Больше всего на свете мне хотелось бы разбудить его, чтобы так или иначе развеять мучившие меня сомнения, но чем дальше, тем больше я этого страшился. Я даже забросил шитьё – просто смотрел на его лицо, на которое словно бы набегала тень, а потом оно вновь разглаживалось – хотел бы я знать, что за видения посещали его в эти мгновения.

Не знаю, сколько минуло времени – мне показалось, целая вечность – прежде чем он, еле слышно вздохнув во сне, открыл глаза.

– Господин Нерацу, – привычно произнёс я, а затем, не зная, как теперь к нему обращаться, смущённо добавил: – Кемисэ…

Не знаю, как он истолковал мое замешательство – быть может, вовсе не заметил – улыбнувшись спросонья, он спросил:

– Долго я проспал?

– Только рассвело, – торопливо поведал я, радуясь этой улыбке как чему-то невообразимому.

– Самому не верится, но я… есть хочу, – смущённо признался он. – Это не составит тебе труда? – Этот вопрос он обращал уже к моей спине, ибо я тотчас сорвался с места, намереваясь перевернуть вверх дном весь дом, если мне тотчас не предоставят вкуснейших и нежнейших кушаний, какие только можно вообразить. Удовлетвориться, впрочем, пришлось все тем же мясным отваром, ибо Дару, на которого я налетел в спешке, строго велел мне пока не злоупотреблять разносолами, что бы там ни говорил господин.

На сей раз он ел сам, неловко удерживая ложку левой рукой – правая, по которой пришелся удар меча, по-прежнему свисала плетью – так что моя задача сводилась к тому, чтобы держать плошку, но даже это немудрёное занятие было мне в радость.

К этому времени с таким тщанием заплетённая коса успела растрепаться, так что после непродолжительного колебания я всё же решился предложить свою помощь. Ещё когда он ел, я заметил, как кривится от боли его лицо, стоит шевельнуть локтем, что и немудрено после того, как в плечо угодила стрела, а причёсываться одной рукой, пусть и здоровой – то ещё занятие.

– Хотите, я расчешу вам волосы?

На его лице появилось странное выражение, которое я принял за отказ и тотчас принялся оправдываться:

– Видимо, мне и прежде не стоило этого делать, но я подумал, что так удобнее…

– Ты ведь уже называл меня по имени, – как-то рассеянно отозвался он. – Мог бы обращаться ко мне и на «ты». Впрочем, если тебе так привычнее…

– Нет, что вы! – обрадовавшись этому предложению, я поправился: – Что ты! – и, спеша закрепить достигнутое, беззастенчиво предложил: – Мы ведь можем теперь считаться друзьями?

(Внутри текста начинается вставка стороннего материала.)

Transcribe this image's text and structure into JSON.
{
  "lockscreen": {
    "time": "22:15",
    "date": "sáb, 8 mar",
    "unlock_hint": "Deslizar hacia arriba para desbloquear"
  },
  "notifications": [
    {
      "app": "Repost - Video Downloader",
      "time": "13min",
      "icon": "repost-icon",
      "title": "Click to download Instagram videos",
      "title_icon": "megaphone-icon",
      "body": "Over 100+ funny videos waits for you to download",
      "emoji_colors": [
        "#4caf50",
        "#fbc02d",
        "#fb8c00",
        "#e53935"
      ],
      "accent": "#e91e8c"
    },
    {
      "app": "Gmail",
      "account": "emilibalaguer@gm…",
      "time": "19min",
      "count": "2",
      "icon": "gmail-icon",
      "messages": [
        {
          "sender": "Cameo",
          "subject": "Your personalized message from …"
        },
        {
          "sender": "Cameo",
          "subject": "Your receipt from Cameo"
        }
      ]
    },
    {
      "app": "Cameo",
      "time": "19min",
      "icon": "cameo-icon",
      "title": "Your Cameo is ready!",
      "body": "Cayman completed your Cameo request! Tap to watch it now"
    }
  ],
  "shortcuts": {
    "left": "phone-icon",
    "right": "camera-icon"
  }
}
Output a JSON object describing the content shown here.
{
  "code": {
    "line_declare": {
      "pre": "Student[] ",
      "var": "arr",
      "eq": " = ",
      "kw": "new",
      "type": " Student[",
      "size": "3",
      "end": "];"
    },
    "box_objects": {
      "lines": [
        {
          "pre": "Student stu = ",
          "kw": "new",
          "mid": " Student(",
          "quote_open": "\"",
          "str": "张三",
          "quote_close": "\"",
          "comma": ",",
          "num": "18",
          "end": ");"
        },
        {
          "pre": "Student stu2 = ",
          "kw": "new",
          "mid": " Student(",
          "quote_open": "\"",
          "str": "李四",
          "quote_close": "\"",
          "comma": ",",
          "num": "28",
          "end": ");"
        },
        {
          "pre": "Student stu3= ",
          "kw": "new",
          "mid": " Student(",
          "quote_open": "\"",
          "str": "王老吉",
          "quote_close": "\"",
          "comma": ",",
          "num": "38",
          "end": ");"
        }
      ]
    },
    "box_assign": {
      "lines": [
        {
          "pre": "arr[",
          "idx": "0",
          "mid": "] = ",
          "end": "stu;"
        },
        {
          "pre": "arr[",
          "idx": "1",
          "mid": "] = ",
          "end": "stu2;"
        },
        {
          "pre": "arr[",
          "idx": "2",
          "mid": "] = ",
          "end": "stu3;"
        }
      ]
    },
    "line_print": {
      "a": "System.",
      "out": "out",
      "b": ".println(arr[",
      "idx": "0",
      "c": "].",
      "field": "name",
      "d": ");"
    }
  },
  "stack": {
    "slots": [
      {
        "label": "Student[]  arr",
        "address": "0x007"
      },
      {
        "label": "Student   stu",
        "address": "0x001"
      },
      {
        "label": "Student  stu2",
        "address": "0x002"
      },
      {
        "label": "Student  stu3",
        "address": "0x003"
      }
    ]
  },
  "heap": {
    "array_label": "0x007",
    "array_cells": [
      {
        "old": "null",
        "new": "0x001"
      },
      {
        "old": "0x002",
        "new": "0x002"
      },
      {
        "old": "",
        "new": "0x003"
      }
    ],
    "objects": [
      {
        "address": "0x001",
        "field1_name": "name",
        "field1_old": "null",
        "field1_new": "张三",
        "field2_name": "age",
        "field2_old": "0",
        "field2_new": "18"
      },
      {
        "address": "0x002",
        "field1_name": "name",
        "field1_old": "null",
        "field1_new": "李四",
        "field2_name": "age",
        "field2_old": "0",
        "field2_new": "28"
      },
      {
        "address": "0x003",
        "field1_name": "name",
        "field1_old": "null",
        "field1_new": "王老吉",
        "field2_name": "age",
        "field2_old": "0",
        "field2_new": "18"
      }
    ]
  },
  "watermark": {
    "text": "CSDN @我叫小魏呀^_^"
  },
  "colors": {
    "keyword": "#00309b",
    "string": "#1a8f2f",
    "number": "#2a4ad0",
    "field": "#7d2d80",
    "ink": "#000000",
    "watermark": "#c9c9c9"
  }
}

Разумеется, я понимаю, как велика разница между нашими положениями и отнюдь не собираюсь ей воспользоваться, – заверил его я. – Но я подумал, что после того, как мы вместе рисковали жизнью…

– Если тебе так угодно, то да, – с какой-то непонятной уклончивостью отозвался он, отчего я малость оторопел, но тотчас заключил, что мне, в конце концов, ничего не известно об их обычаях, так что, быть может, и такой ответ стоит считать верхом сердечности. – У людей друзья заплетают друг другу косы?

В последнем вопросе мне послышался лёгкий оттенок удивления, так что я невольно задумался:

– Обычно нет, но если один из них ранен, то что ж ему, растрёпанным ходить, если больше некому… Так ты не против?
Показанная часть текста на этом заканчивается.